Raising the same issues in the size appeal, the protester again asserted that the nonmanufacturer rule applied to the procurement. However, the protester was mistaken. SBA pointed out that the procurement was issued under a services NAICS code. 13 C.F.R. § 121.406(b)(3) states: “The nonmanufacturer rule applies only to procurements that have been assigned a manufacturing or supply NAICS code, or the Information Technology Value Added Resellers (ITVAR) exception to NAICS code 541519.” In other words, the nonmanufacturer rule wasn’t applicable here because this was a services contract.
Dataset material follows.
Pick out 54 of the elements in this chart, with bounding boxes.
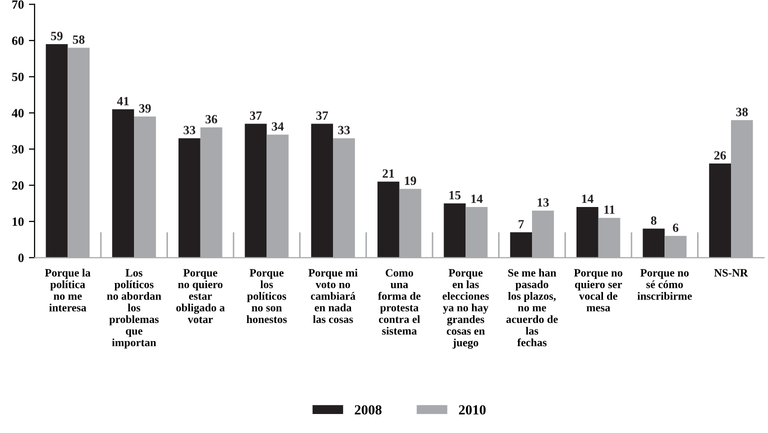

This was why the area office had dismissed the protest in the first place.

We aren’t going to stop here, though. It’s worth exploring further what the protester argued in this case. The protester was aware of 13 C.F.R. § 121.406(b)(3). However, the protester argued that this regulation was overruled by FAR 19.505(a)(2). To be sure, that part of FAR 19.505 does give the impression that the nonmanufacturer rule applies to all awards under FAR subpart 19.14. The protester then asserted that this was a problem recognized by the government in revisions made to the FAR back in 2021.

However, the protester made a few mistakes here. First, those revisions were to the limitations on subcontracting, not the nonmanufacturer rule. These rules are similar in some respects, so let’s make some clarification here. One question the nonmanufacturer rule in 13 C.F.R. § 121.406 asks is, who is the actual manufacturer of the end item? When it comes to determining whether a company is the manufacturer, one factor that is considered under the rule is how much value the company adds to the end product in question as compared to the total value of that product.

The limitations on subcontracting also require a calculation of value, but not in the same way as the nonmanufacturer rule. Instead, the limitations on subcontracting limit how much a contractor for a set-aside can pay out to its subcontractors. For example, under 13 C.F.R. § 125.6 for a set-aside services contract, the contractor cannot pay more than 50% of the contract value to subcontractors (that aren’t similarly situated). We go over the limitations on subcontracting in more detail here.

The protester also made another error. FAR 19.505 clearly states that the nonmanufacturer rule doesn’t apply to services contracts, just like 13 C.F.R. § 121.406: “Any concern, including a supplier, that is awarded a contract or order subject to the nonmanufacturer rule, other than a construction or service acquisition…is required to…” FAR 19.505(c)(1). As such, the area office’s decision to dismiss was correct, and SBA concluded accordingly.

With all this said, we admit some sympathy for the protester in this one. FAR 19.505(c)(1) could really use some better wording, it lacks clarity. It also really doesn’t help that there’s so many different regulations that essentially include the entire nonmanufacturer rule instead of simply having one regulation with the rule and referencing that regulation where needed. SBA was correct in its decision, to be sure. After all, it doesn’t make sense to have a rule about what must be done if a company isn’t a manufacturer of the desired product when the contract is for services. But all the same, we think this case could serve as some impetus to further clean up the FAR and SBA regulations to make things clearer for everyone.